Researchers at Stanford School of Medicine screened 7450 chemicals with potential utility for B. burgdorferi. They found that Azlocillin could inhibit late log phase and 7-10 day old stationary phase cultures of the pathogen. Along with Azlocillin, Cefotaxime inhibited doxycycline-tolerant B .burgdorferi in vitro in efficacy studies on drug-tolerant persisters using semisolid plating methods. The combination of Azlocillin and Cefotaxime was also effective against persisters. In vivo, Azlocillin has shown efficacy against B. burgdorferi sensu stricto JLB31 in mice models.

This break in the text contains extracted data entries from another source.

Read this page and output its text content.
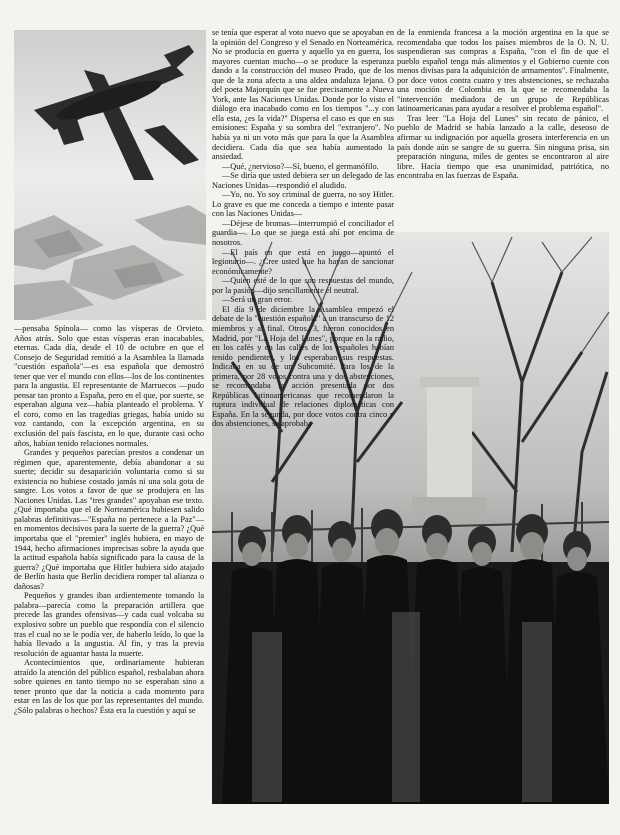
—pensaba Spínola— como las vísperas de Orvieto. Años atrás. Solo que estas vísperas eran inacabables, eternas. Cada día, desde el 10 de octubre en que el Consejo de Seguridad remitió a la Asamblea la llamada "cuestión española"—es esa española que demostró tener que ver el mundo con ellos—los de los continentes para la angustia. El representante de Marruecos —pudo pensar tan pronto a España, pero en el que, por suerte, se esperaban alguna vez—había planteado el problema. Y el coro, como en las tragedias griegas, había unido su voz cantando, con la excepción argentina, en su exclusión del país fascista, en lo que, durante casi ocho años, habían tenido relaciones normales.

Grandes y pequeños parecían prestos a condenar un régimen que, aparentemente, debía abandonar a su suerte; decidir su desaparición voluntaria como si su existencia no hubiese costado jamás ni una sola gota de sangre. Los votos a favor de que se produjera en las Naciones Unidas. Las "tres grandes" apoyaban ese texto. ¿Qué importaba que el de Norteamérica hubiesen salido palabras definitivas—"España no pertenece a la Paz"—en momentos decisivos para la suerte de la guerra? ¿Qué importaba que el "premier" inglés hubiera, en mayo de 1944, hecho afirmaciones imprecisas sobre la ayuda que la actitud española había significado para la causa de la guerra? ¿Qué importaba que Hitler hubiera sido atajado de Berlín hasta que Berlín decidiera romper tal alianza o dañosas?

Pequeños y grandes iban ardientemente tomando la palabra—parecía como la preparación artillera que precede las grandes ofensivas—y cada cual volcaba su explosivo sobre un pueblo que respondía con el silencio tras el cual no se le podía ver, de haberlo leído, lo que la había llevado a la angustia. Al fin, y tras la previa resolución de aguantar hasta la muerte.

Acontecimientos que, ordinariamente hubieran atraído la atención del público español, resbalaban ahora sobre quienes en tanto tiempo no se esperaban sino a tener pronto que dar la noticia a cada momento para estar en las de los que por las representantes del mundo. ¿Sólo palabras o hechos? Ésta era la cuestión y aquí se

se tenía que esperar al voto nuevo que se apoyaban en la opinión del Congreso y el Senado en Norteamérica. No se producía en guerra y aquello ya en guerra, los mayores cuentan mucho—o se produce la esperanza dando a la construcción del museo Prado, que de los que de la zona afecta a una aldea andaluza lejana. O del poeta Majorquín que se fue precisamente a Nueva York, ante las Naciones Unidas. Donde por lo visto el diálogo era inacabado como en los tiempos "...y con ella esta, ¿es la vida?" Dispersa el caso es que en sus emisiones: España y su sombra del "extranjero". No había ya ni un voto más que para la que la Asamblea decidiera. Cada día que sea había aumentado la ansiedad.

—Qué, ¿nervioso?—Sí, bueno, el germanófilo.

—Se diría que usted debiera ser un delegado de las Naciones Unidas—respondió el aludido.

—Yo, no. Yo soy criminal de guerra, no soy Hitler. Lo grave es que me conceda a tiempo e intente pasar con las Naciones Unidas—

—Déjese de bromas—interrumpió el conciliador el guardia—. Lo que se juega está ahí por encima de nosotros.

—El país en que está en juego—apuntó el legionario—. ¿Cree usted que ha hayan de sancionar económicamente?

—Quien esté de lo que son respuestas del mundo, por la pasión—dijo sencillamente el neutral.

—Será un gran error.

El día 9 de diciembre la Asamblea empezó el debate de la "cuestión española" a un transcurso de 12 miembros y al final. Otros, 3, fueron conocidos en Madrid, por "La Hoja del Lunes", porque en la radio, en los cafés y en las calles de los españoles habían tenido pendientes, y los esperaban sus respuestas. Indicaba en su de un Subcomité. Para los de la primera, por 28 votos contra una y dos abstenciones, se recomendaba la acción presentada por dos Repúblicas latinoamericanas que recomendaron la ruptura individual de relaciones diplomáticas con España. En la segunda, por doce votos contra cinco y dos abstenciones, se aprobaba

de la enmienda francesa a la moción argentina en la que se recomendaba que todos los países miembros de la O. N. U. suspendieran sus compras a España, "con el fin de que el pueblo español tenga más alimentos y el Gobierno cuente con menos divisas para la adquisición de armamentos". Finalmente, por doce votos contra cuatro y tres abstenciones, se rechazaba una moción de Colombia en la que se recomendaba la "intervención mediadora de un grupo de Repúblicas latinoamericanas para ayudar a resolver el problema español".

Tras leer "La Hoja del Lunes" sin recato de pánico, el pueblo de Madrid se había lanzado a la calle, deseoso de afirmar su indignación por aquella grosera interferencia en un país donde aún se sangre de su guerra. Sin ninguna prisa, sin preparación ninguna, miles de gentes se encontraron al aire libre. Hacía tiempo que esa unanimidad, patriótica, no encontraba en las fuerzas de España.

Relatively little is known about the in vivo pharmacodynamic interactions of antimicrobial agents with Borelliae. Further characterization of the susceptibility pattern and a better understanding of the interaction of B. burgdorferi with antimicrobial agents is needed for Lyme disease therapies.

References

Hunfeld K (2002) Standardised in vitro susceptibility testing of Borrelia burgdorferi against well-known and newly developed antimicrobial agents- Possible implications for new therapeutic approaches to Lyme disease. Int. J. Med. Mirobiol. 291. Suppl. 33:125-137 PMID 12141737

Pothineni et al (2020) Azlocilin can be the potential drug candidate against drug-tolerance Borrelia burgdorferi sensu stricto JLB31. Sci. Rep. 10(1):3798 PMID 32123189

Pothineni VR et al (2016) Identification of new drug candidates against Borrelia burgdorferi using high-throughput screening. Drug design, development and therapy vol. 10 1307-22 PMID 27103785

Centers for Disease Control and Prevention, National Center for Emerging and Zoonotic Infectious Diseases (NCEZID), Division of Vector-Borne Diseases (DVBD) Jan 2021 "How many people get Lyme disease'. Link.